Hungary is not interested in moralising EU “lectures” on compulsory migrant quotas and defends its rejection of more Middle Eastern refugees on the basis that it wants nothing to do with the West’s past “failed experiments” in multiculturalism.

The country’s tough stand is a direct riposte to one of Brussel’s most senior bureaucrats who scolded Hungarian prime minister Viktor Orban for erecting border fences designed to frustrate migrants transiting the country on their way to the rest of Europe.

European Commission Vice President Frans Timmermans warned on Thursday that Central European countries have “no experience with diversity,” making them susceptible to fears about Muslim refugees. If no sustainable solution is found “you will see a surge of the extreme right across the European continent,” Timmermans said on BBC Radio 4.

Timmermans, in the BBC interview, said Central Europe must adapt to the demographic changes while singling out Hungary for special mention.

“Any society, anywhere in the world, will be diverse in the future — that’s the future of the world,” Timmermans said. “So [Central European countries] will have to get used to that.
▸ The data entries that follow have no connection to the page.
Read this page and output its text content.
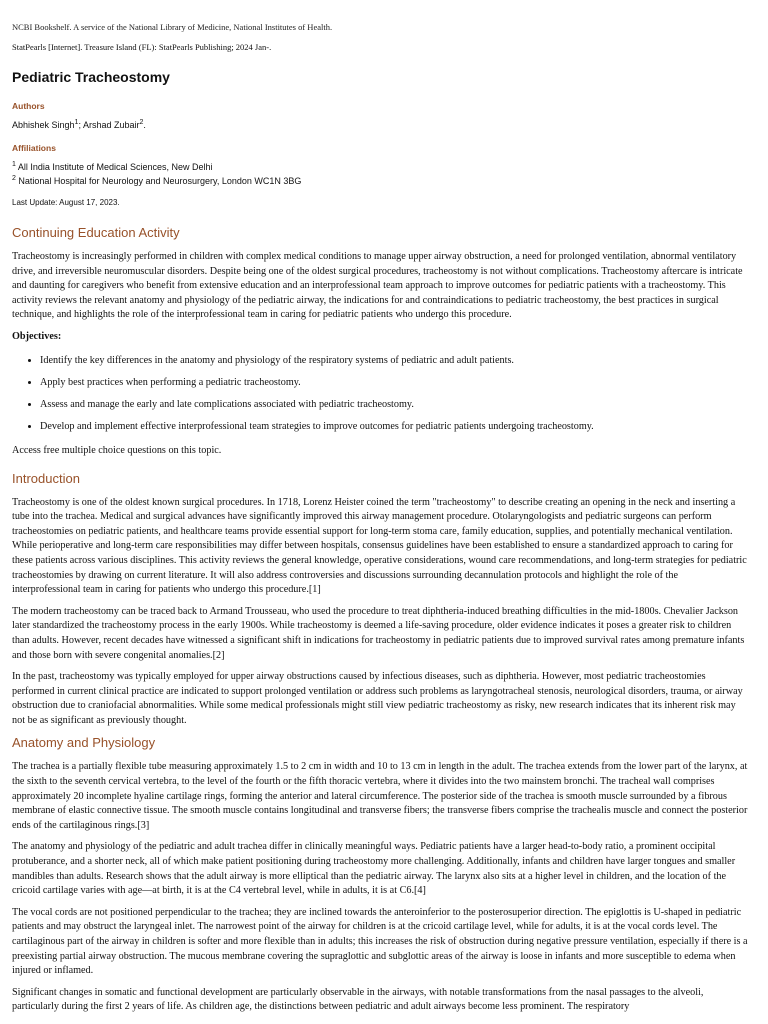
NCBI Bookshelf. A service of the National Library of Medicine, National Institutes of Health.
StatPearls [Internet]. Treasure Island (FL): StatPearls Publishing; 2024 Jan-.
Pediatric Tracheostomy
Authors

Abhishek Singh$^1$; Arshad Zubair$^2$.

Affiliations

$^1$ All India Institute of Medical Sciences, New Delhi

$^2$ National Hospital for Neurology and Neurosurgery, London WC1N 3BG

Last Update: August 17, 2023.

Continuing Education Activity

Tracheostomy is increasingly performed in children with complex medical conditions to manage upper airway obstruction, a need for prolonged ventilation, abnormal ventilatory drive, and irreversible neuromuscular disorders. Despite being one of the oldest surgical procedures, tracheostomy is not without complications. Tracheostomy aftercare is intricate and daunting for caregivers who benefit from extensive education and an interprofessional team approach to improve outcomes for pediatric patients with a tracheostomy. This activity reviews the relevant anatomy and physiology of the pediatric airway, the indications for and contraindications to pediatric tracheostomy, the best practices in surgical technique, and highlights the role of the interprofessional team in caring for pediatric patients who undergo this procedure.

Objectives:
• Identify the key differences in the anatomy and physiology of the respiratory systems of pediatric and adult patients.
• Apply best practices when performing a pediatric tracheostomy.
• Assess and manage the early and late complications associated with pediatric tracheostomy.
• Develop and implement effective interprofessional team strategies to improve outcomes for pediatric patients undergoing tracheostomy.

Access free multiple choice questions on this topic.

Introduction

Tracheostomy is one of the oldest known surgical procedures. In 1718, Lorenz Heister coined the term "tracheostomy" to describe creating an opening in the neck and inserting a tube into the trachea. Medical and surgical advances have significantly improved this airway management procedure. Otolaryngologists and pediatric surgeons can perform tracheostomies on pediatric patients, and healthcare teams provide essential support for long-term stoma care, family education, supplies, and potentially mechanical ventilation. While perioperative and long-term care responsibilities may differ between hospitals, consensus guidelines have been established to ensure a standardized approach to caring for these patients across various disciplines. This activity reviews the general knowledge, operative considerations, wound care recommendations, and long-term strategies for pediatric tracheostomies by drawing on current literature. It will also address controversies and discussions surrounding decannulation protocols and highlight the role of the interprofessional team in caring for patients who undergo this procedure.[1]

The modern tracheostomy can be traced back to Armand Trousseau, who used the procedure to treat diphtheria-induced breathing difficulties in the mid-1800s. Chevalier Jackson later standardized the tracheostomy process in the early 1900s. While tracheostomy is deemed a life-saving procedure, older evidence indicates it poses a greater risk to children than adults. However, recent decades have witnessed a significant shift in indications for tracheostomy in pediatric patients due to improved survival rates among premature infants and those born with severe congenital anomalies.[2]

In the past, tracheostomy was typically employed for upper airway obstructions caused by infectious diseases, such as diphtheria. However, most pediatric tracheostomies performed in current clinical practice are indicated to support prolonged ventilation or address such problems as laryngotracheal stenosis, neurological disorders, trauma, or airway obstruction due to craniofacial abnormalities. While some medical professionals might still view pediatric tracheostomy as risky, new research indicates that its inherent risk may not be as significant as previously thought.

Anatomy and Physiology

The trachea is a partially flexible tube measuring approximately 1.5 to 2 cm in width and 10 to 13 cm in length in the adult. The trachea extends from the lower part of the larynx, at the sixth to the seventh cervical vertebra, to the level of the fourth or the fifth thoracic vertebra, where it divides into the two mainstem bronchi. The tracheal wall comprises approximately 20 incomplete hyaline cartilage rings, forming the anterior and lateral circumference. The posterior side of the trachea is smooth muscle surrounded by a fibrous membrane of elastic connective tissue. The smooth muscle contains longitudinal and transverse fibers; the transverse fibers comprise the trachealis muscle and connect the posterior ends of the cartilaginous rings.[3]

The anatomy and physiology of the pediatric and adult trachea differ in clinically meaningful ways. Pediatric patients have a larger head-to-body ratio, a prominent occipital protuberance, and a shorter neck, all of which make patient positioning during tracheostomy more challenging. Additionally, infants and children have larger tongues and smaller mandibles than adults. Research shows that the adult airway is more elliptical than the pediatric airway. The larynx also sits at a higher level in children, and the location of the cricoid cartilage varies with age—at birth, it is at the C4 vertebral level, while in adults, it is at C6.[4]

The vocal cords are not positioned perpendicular to the trachea; they are inclined towards the anteroinferior to the posterosuperior direction. The epiglottis is U-shaped in pediatric patients and may obstruct the laryngeal inlet. The narrowest point of the airway for children is at the cricoid cartilage level, while for adults, it is at the vocal cords level. The cartilaginous part of the airway in children is softer and more flexible than in adults; this increases the risk of obstruction during negative pressure ventilation, especially if there is a preexisting partial airway obstruction. The mucous membrane covering the supraglottic and subglottic areas of the airway is loose in infants and more susceptible to edema when injured or inflamed.

Significant changes in somatic and functional development are particularly observable in the airways, with notable transformations from the nasal passages to the alveoli, particularly during the first 2 years of life. As children age, the distinctions between pediatric and adult airways become less prominent. The respiratory
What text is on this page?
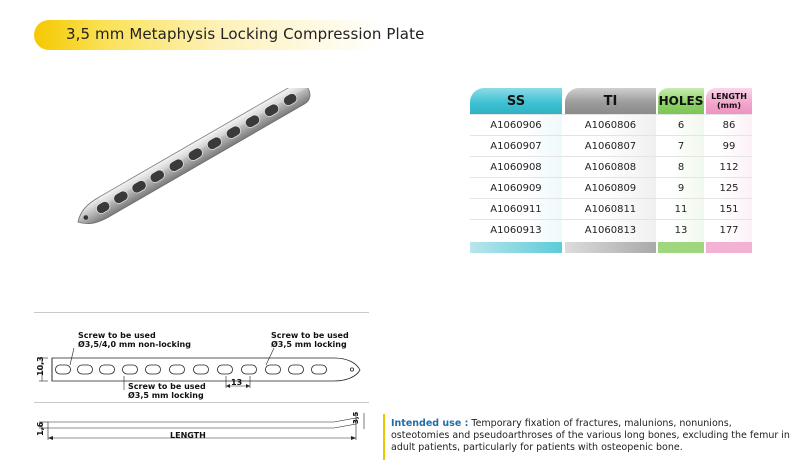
3,5 mm Metaphysis Locking Compression Plate
SS	TI	HOLES LENGTH
(mm)
A1060906	A1060806	6	86
A1060907	A1060807	7	99
A1060908	A1060808	8	112
A1060909	A1060809	9	125
A1060911	A1060811	11	151
A1060913	A1060813	13	177
Screw to be used
Ø3,5/4,0 mm non-locking
Screw to be used
Ø3,5 mm locking
Screw to be used
Ø3,5 mm locking
10,3
13
1,6
3,5
LENGTH
Intended use : Temporary fixation of fractures, malunions, nonunions, osteotomies and pseudoarthroses of the various long bones, excluding the femur in adult patients, particularly for patients with osteopenic bone.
They need political leaders who have the courage to explain that to their population instead of playing into the fears as I’ve seen Mr Orbán doing in the last couple of months.”

In an interview with The Sunday Telegraph, Mr Orban’s spokesman, Zoltán Kovács, said integration in much of Western Europe had been anything but a resounding success and Hungary, he said, felt neither the wish nor the obligation to follow suit.

“Contrary to Mr Timmerman’s vision, we can’t see into the future,” Mr Kovács said. “But we are aware of the past, and multi-culturalism in Western Europe has not been a success in our view. We want to avoid making the same mistakes ourselves.”

On Wednesday European Commission President Jean-Claude Juncker’s plan for EU states to spread 120,000 asylum seekers across the 28-member bloc was pushed through by a qualified majority vote. In came in the teeth of eastern opposition from Hungary, Poland, the Czech Republic and Slovakia. Both Hungary and Slovakia have threatened legal challenges to the ruling.

“Mr Timmermans is right that we have not had the same experience as Western Europe, where countries like Holland, Britain and France have had mass immigration as a result of their colonial legacies,” added Mr Kovács. “But we would like to deal with our problems in a way that suits us.

“And we especially don’t like it when people who have never lived in Hungary try to give us lectures on how we should cope with our own problems. Calling us racists or xenophobes is the cheapest argument. It’s used just to dodge the issues.”

According to the Telegraph, Mr Kovács comments came after Hungary’s ambassador to London, Péter Szabadhegy, claimed common cause with Britain on the issue. In a briefing to British journalists last week, he said the British public had been jamming the switchboard of Hungary’s embassy to London in support of Budapest’s controversial stance. Of the 300 phone calls, emails and letters that were reaching the embassy’s Belgravia HQ every day, 70 per cent described Hungary’s actions as “God’s gift to Europe.” The rest were mostly insults such as “heartless scum”.

Reiterating Hungary’s opposition to quotas, Mr Szabadhegy said: “We don’t think it’s the right priority. If you have a burst pipe in your house, it is like worrying which rooms the water is going into instead of fixing the pipe.”